Un parcours atypique
Qui est, donc, cet homme au parcours atypique ? Jörg Hofmann qui est fils d’enseignants. Il veut d'abord être agriculteur, avant de choisir des études d'économie. Marié à une Portugaise, il parle le français et c’est un européen convaincu.
C’est dans le syndicalisme que Jörg Hofmann fera finalement carrière. Il entre à IG Metall en 1987, il y a trente ans. Traditionnellement, les salaires et les conditions de travail négociés par ce syndicat servent de référence pour toutes les autres négociations dans le pays. Hofmann se fera remarquer par son habileté dans les discussions avec le patronat, notamment sur la formation professionnelle ou la flexibilité accordée aux patrons pour éviter les licenciements. Ce dernier point lui vaudra tout de même des critiques. Jörg Hofmann devient président d'IG Metall en 2015. Avec lui le syndicalisme allemand devient plus engagé.
Exemple parmi d’autres, lors du scandale des moteurs diesel truqués, quand la nouvelle direction de Volkswagen envisage de réduire les contrats d'intérimaires pour faire face à la crise, Jörg Hofmann rétorque que les salariés ne doivent pas payer les erreurs du patronat.
« La relance des négociations syndicales en Allemagne est évidemment un évènement important, nous explique Christian Stoffaës, président de l'Institut franco-allemand Genshagen et membre du Cercle des Economistes. Les syndicats allemands étaient toujours trop consensuels. Le fait qu’il y ait des manifestations importantes c’est une bonne chose pour l’Europe, et une bonne chose pour la France ».
Les revendications syndicales allemandes bonnes pour le reste de l’Europe ?
Avec 2 millions 300 000 membres, IG Metall est le plus puissant syndicat européen. Et l'économie allemande sert de modèle sur le continent. Très compétitive, elle s'appuie sur un consensus social inscrit dans la loi. Les salariés sont représentés au conseil de surveillance des entreprises. Ils sont leurs co-gestionnaires de leur entreprise.
Selon Jörg Hofmann ce modèle social allemand est parfait. Certes, mais il ne s'exporte pas bien pour autant. Pourquoi ? C'est parce qu'il profite d'abord à l'économie de l’Allemagne. Selon Christian Stoffaës, « l’extrême rigueur de la politique salariale en Allemagne aboutit à une sur-compétitivité allemande et à un excédent commercial trop important. Parce que l’excédent commercial de l’Allemagne égale à un déficit commercial des autres pays européens, et notamment de son principal partenaire économique qui est la France ».
Depuis plusieurs mois, en effet, Paris demande à Berlin d'investir davantage, afin de soutenir la demande européenne.
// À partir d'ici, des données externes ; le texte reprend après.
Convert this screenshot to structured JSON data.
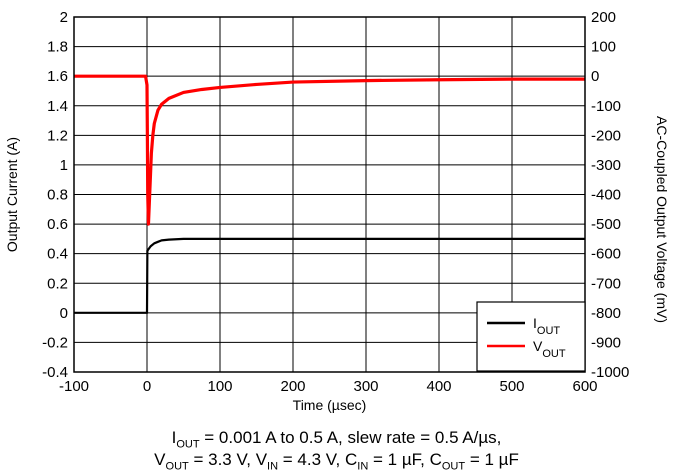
{
  "chart_data": {
    "type": "line",
    "title": "",
    "xlabel": "Time (µsec)",
    "ylabel": "Output Current (A)",
    "y2label": "AC-Coupled Output Voltage (mV)",
    "xlim": [
      -100,
      600
    ],
    "ylim": [
      -0.4,
      2
    ],
    "y2lim": [
      -1000,
      200
    ],
    "grid": true,
    "legend_position": "bottom-right",
    "x_ticks": [
      "-100",
      "0",
      "100",
      "200",
      "300",
      "400",
      "500",
      "600"
    ],
    "y_ticks": [
      "-0.4",
      "-0.2",
      "0",
      "0.2",
      "0.4",
      "0.6",
      "0.8",
      "1",
      "1.2",
      "1.4",
      "1.6",
      "1.8",
      "2"
    ],
    "y2_ticks": [
      "-1000",
      "-900",
      "-800",
      "-700",
      "-600",
      "-500",
      "-400",
      "-300",
      "-200",
      "-100",
      "0",
      "100",
      "200"
    ],
    "series": [
      {
        "name_main": "I",
        "name_sub": "OUT",
        "color": "#000000",
        "axis": "left",
        "x": [
          -100,
          0,
          0.5,
          2,
          5,
          10,
          15,
          20,
          30,
          50,
          100,
          200,
          400,
          600
        ],
        "y": [
          0,
          0,
          0.42,
          0.43,
          0.45,
          0.47,
          0.48,
          0.49,
          0.495,
          0.5,
          0.5,
          0.5,
          0.5,
          0.5
        ]
      },
      {
        "name_main": "V",
        "name_sub": "OUT",
        "color": "#ff0000",
        "axis": "right",
        "x": [
          -100,
          -2,
          0,
          0.5,
          1,
          2,
          4,
          6,
          8,
          10,
          15,
          20,
          30,
          50,
          75,
          100,
          150,
          200,
          300,
          400,
          500,
          600
        ],
        "y": [
          0,
          0,
          -30,
          -200,
          -400,
          -500,
          -380,
          -260,
          -200,
          -160,
          -115,
          -95,
          -75,
          -55,
          -45,
          -38,
          -28,
          -20,
          -15,
          -12,
          -10,
          -10
        ]
      }
    ]
  },
  "caption": {
    "line1": {
      "p1": "I",
      "s1": "OUT",
      "rest": " = 0.001 A to 0.5 A, slew rate = 0.5 A/µs,"
    },
    "line2": {
      "p1": "V",
      "s1": "OUT",
      "t1": " = 3.3 V, V",
      "s2": "IN",
      "t2": " = 4.3 V, C",
      "s3": "IN",
      "t3": " = 1 µF, C",
      "s4": "OUT",
      "t4": " = 1 µF"
    }
  }
}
Ces reproches à peine voilés n’empêchent pas l’amitié entre les deux pays. « C’est un nouveau théâtre qui est en train de s’installer », estime Christian Stoffaës. Nouvelle relation entre le président français Emmanuel Macron et la chancelière allemande Angela Merkel, dont on ne connaît pas encore les contours. « Il est essentiel pour l’avenir de l’Europe de voir comment s’entendent les deux pays. Et en particulier le nouveau contexte qui pourrait être issu du succès des revendications syndicales allemandes », conclut-il.
Jorg Hofmann est en première ligne de ces discussions qui décideront de l’avenir des travailleurs allemands. Mais ces négociations peuvent également se répercuter sur l’économie européenne. Le patron d'IG Metall a annoncé que sa centrale décidera le 26 janvier si une solution peut être trouvée à la table des négociations ou si une escalade est inévitable.